Der Bundesgerichtshof hat mit Beschluss vom 23.04.2020 zum Aktenzeichen 1 StR 391/19 entschieden, dass ein Rechtsanwalt auch rechtlich zweifelhafte Forderungen für seinen Mandanten geltend machen darf, ohne sich strafbar zu machen.
Die Staatsanwaltschaft hat ein Ermittlungsverfahren auch gegen eine Rechtsanwältin eingeleitet und sodann sie eingeleitet und sodann Anklage erhoben.
Die Staatsanwaltschaft meint, dass deshalb, weil sie auch gegen den Mandanten Anklage wegen Betruges erhoben hat, die Rechtsanwältin das hohe Risiko einer Strafbarkeit billigend in Kauf genommen und gleichwohl ihre Mahntätigkeit fortgesetzt hat. Sie Staatsanwaltschaft meint, dass die Rechtsanwältin bereits bei Mandatsübernahme gewusst hat, dass es das Geschäftsmodell des Mandanten gewesen sei, die Kostenpflicht des Webseitenangebots durch unklare Preisangaben zu verschleiern und die Nutzer über die Entgeltlichkeit des Angebots zu täuschen, um die Forderung aus dem anfechtbaren Vertrag mittels anwaltlicher Mahnungen einzutreiben. Infolgedessen sei ihr auch bewusst gewesen, dass sich der Mandant wegen Betruges strafbar mache und sie diese Tat unterstütze.
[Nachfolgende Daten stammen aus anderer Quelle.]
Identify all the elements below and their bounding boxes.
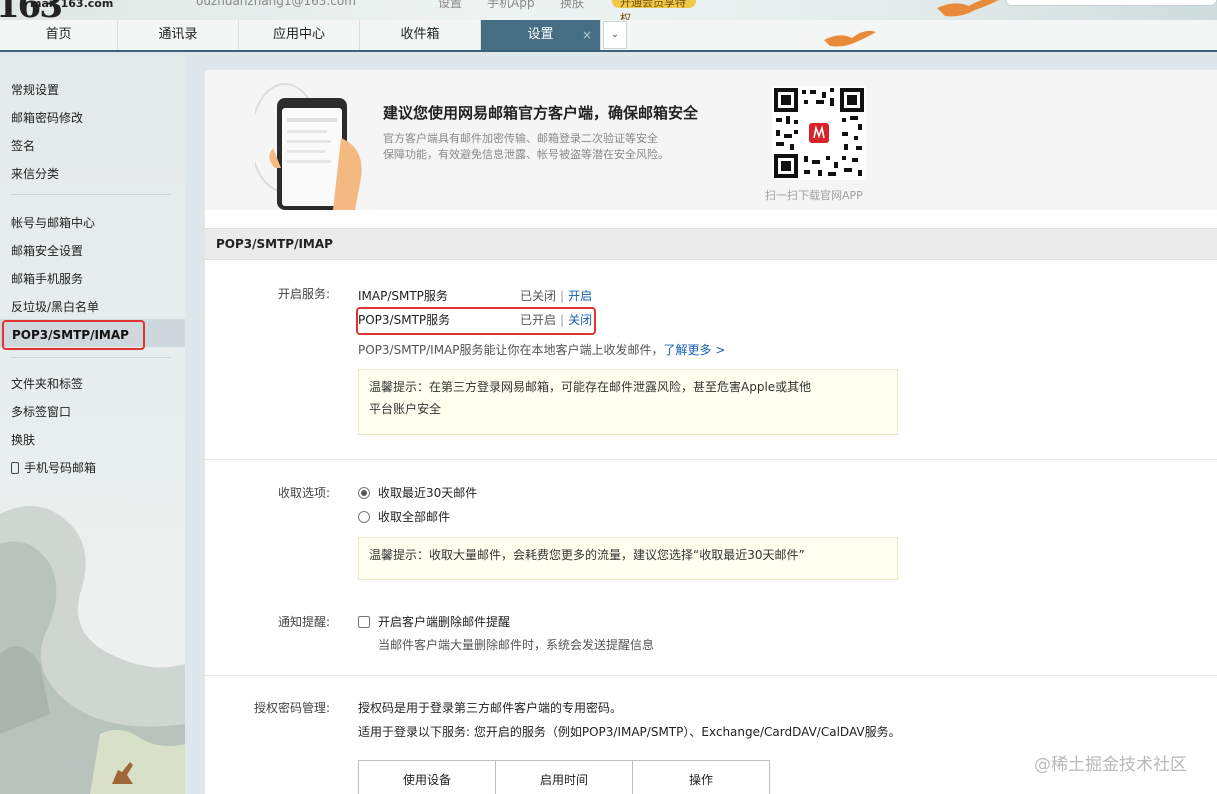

Der Bundesgerichtshof hingegen sieht die subjektiven Voraussetzungen einer Beihilfe durch die anwaltliche Geltendmachung einer Forderung sind – vor dem Hintergrund der allgemeinen Grundsätze einer Strafbarkeit wegen Beihilfe durch berufstypische „neutrale“ Handlungen (vgl. dazu BGH, Beschluss vom 26. Januar 2017 – 1 StR 636/16 Rn. 7 mwN) – als nicht tragfähig an.
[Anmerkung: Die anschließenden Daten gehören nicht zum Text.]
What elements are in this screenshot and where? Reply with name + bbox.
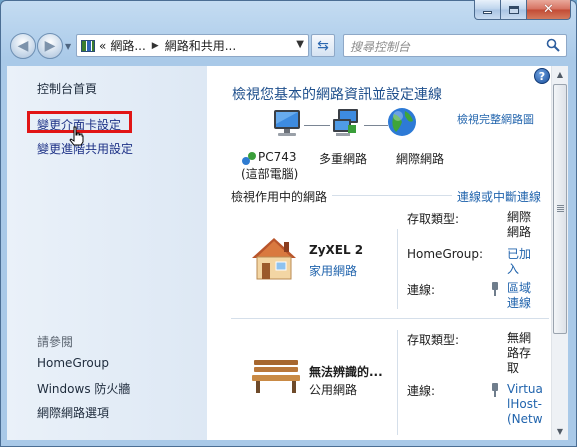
map-link-line — [304, 125, 330, 126]
hand-cursor-icon — [69, 126, 84, 146]
map-link-line — [364, 125, 388, 126]
multiple-networks-icon — [333, 109, 358, 136]
history-dropdown-icon[interactable]: ▼ — [65, 42, 71, 51]
refresh-icon: ⇆ — [317, 37, 329, 54]
minimize-icon — [483, 11, 492, 14]
internet-label: 網際網路 — [396, 152, 445, 166]
virtual-host-connection-link[interactable]: VirtualHost-(Netwo — [507, 382, 543, 430]
access-type-value: 網際網路 — [507, 210, 532, 239]
ethernet-icon — [492, 282, 498, 296]
access-type-label: 存取類型: — [407, 333, 460, 347]
see-also-heading: 請參閱 — [37, 335, 74, 349]
network-type-link[interactable]: 家用網路 — [309, 262, 357, 279]
network-name: ZyXEL 2 — [309, 243, 364, 257]
network-folder-icon — [81, 39, 95, 52]
advanced-sharing-link[interactable]: 變更進階共用設定 — [37, 140, 133, 157]
page-title: 檢視您基本的網路資訊並設定連線 — [232, 87, 442, 103]
home-network-icon — [252, 238, 296, 280]
grip-icon — [557, 205, 564, 212]
section-divider — [332, 195, 452, 196]
public-network-bench-icon — [252, 360, 300, 393]
computer-subtitle: (這部電腦) — [241, 167, 299, 181]
network-name: 無法辨識的... — [309, 365, 383, 379]
connect-disconnect-link[interactable]: 連線或中斷連線 — [457, 188, 541, 205]
homegroup-status-link[interactable]: 已加入 — [507, 247, 539, 277]
ethernet-icon — [492, 383, 498, 397]
network-column-divider — [397, 229, 398, 309]
multiple-networks-label: 多重網路 — [319, 152, 368, 166]
full-map-link[interactable]: 檢視完整網路圖 — [457, 111, 534, 127]
scroll-up-icon[interactable]: ▲ — [552, 66, 568, 83]
close-icon: ✕ — [543, 2, 554, 17]
internet-globe-icon[interactable] — [386, 106, 418, 138]
access-type-label: 存取類型: — [407, 212, 460, 226]
network-separator — [231, 318, 549, 319]
help-icon[interactable]: ? — [534, 68, 550, 84]
network-type-label: 公用網路 — [309, 383, 358, 397]
breadcrumb-network[interactable]: 網路... — [110, 37, 145, 54]
see-also-homegroup-link[interactable]: HomeGroup — [37, 356, 109, 370]
computer-name: PC743 — [258, 150, 297, 164]
caption-buttons: ✕ — [474, 0, 571, 20]
homegroup-label: HomeGroup: — [407, 247, 484, 261]
see-also-firewall-link[interactable]: Windows 防火牆 — [37, 380, 130, 397]
network-computer-small-icon — [242, 152, 256, 165]
scroll-down-icon[interactable]: ▼ — [552, 423, 568, 440]
network-column-divider — [397, 330, 398, 435]
active-networks-heading: 檢視作用中的網路 — [231, 190, 328, 204]
connections-label: 連線: — [407, 283, 436, 297]
maximize-button[interactable] — [501, 0, 527, 20]
address-dropdown-icon[interactable]: ▼ — [296, 39, 304, 50]
control-panel-home-link[interactable]: 控制台首頁 — [37, 80, 97, 97]
access-type-value: 無網路存取 — [507, 331, 532, 375]
scrollbar-thumb[interactable] — [553, 84, 567, 334]
breadcrumb-separator-icon[interactable]: ▶ — [152, 41, 159, 51]
address-bar[interactable]: « 網路... ▶ 網路和共用... ▼ — [76, 34, 309, 57]
search-placeholder: 搜尋控制台 — [350, 40, 411, 54]
connections-label: 連線: — [407, 384, 436, 398]
computer-icon[interactable] — [270, 108, 304, 138]
minimize-button[interactable] — [474, 0, 501, 20]
address-overflow[interactable]: « — [99, 39, 106, 53]
local-area-connection-link[interactable]: 區域連線 — [507, 281, 539, 311]
breadcrumb-network-sharing[interactable]: 網路和共用... — [165, 37, 236, 54]
forward-button[interactable]: ▶ — [37, 33, 63, 59]
back-arrow-icon: ◀ — [17, 38, 29, 54]
maximize-icon — [508, 5, 519, 14]
search-icon[interactable] — [546, 38, 560, 52]
back-button[interactable]: ◀ — [10, 33, 36, 59]
forward-arrow-icon: ▶ — [44, 38, 56, 54]
close-button[interactable]: ✕ — [527, 0, 571, 20]
see-also-internet-options-link[interactable]: 網際網路選項 — [37, 404, 109, 421]
refresh-button[interactable]: ⇆ — [311, 34, 335, 57]
vertical-scrollbar[interactable]: ▲ ▼ — [551, 66, 568, 440]
search-input[interactable]: 搜尋控制台 — [343, 34, 567, 57]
Die Rechtsanwältin handelte im Rahmen ihrer spezifisch anwaltlichen Tätigkeit. Dazu gehört, für einen Mandanten auch rechtlich bedenkliche Forderungen geltend machen zu können, ohne sich selbst der Gefahr strafbaren Handelns ausgesetzt zu sehen. Denn die durch den Grundsatz der freien Advokatur gekennzeichnete anwaltliche Berufsausübung unterliegt unter dem Grundgesetz der freien und unreglementierten Selbstbestimmung des einzelnen Rechtsanwalts. Der Rechtsanwalt ist Organ der Rechtspflege (vgl. §§ 1 und 3 BRAO) und dazu berufen, die Interessen seines Mandanten zu vertreten. Sein berufliches Tätigwerden liegt im Interesse der Allgemeinheit an einer wirksamen und rechtsstaatlich geordneten Rechtspflege (so insgesamt BVerfG, Beschluss vom 28. Juli 2015 – 2 BvR 2558/14, 2 BvR 2571/14, 2 BvR 2573/14 Rn. 37 mwN). Diese – auch sein Selbstverständnis prägende – besondere Aufgabenstellung des Rechtsanwalts, dem es auch möglich sein muss, aus seiner Sicht zweifelhafte Forderungen geltend zu machen und gegebenenfalls gerichtlicher Prüfung zu unterziehen, hat das Landgericht nicht erkennbar bedacht.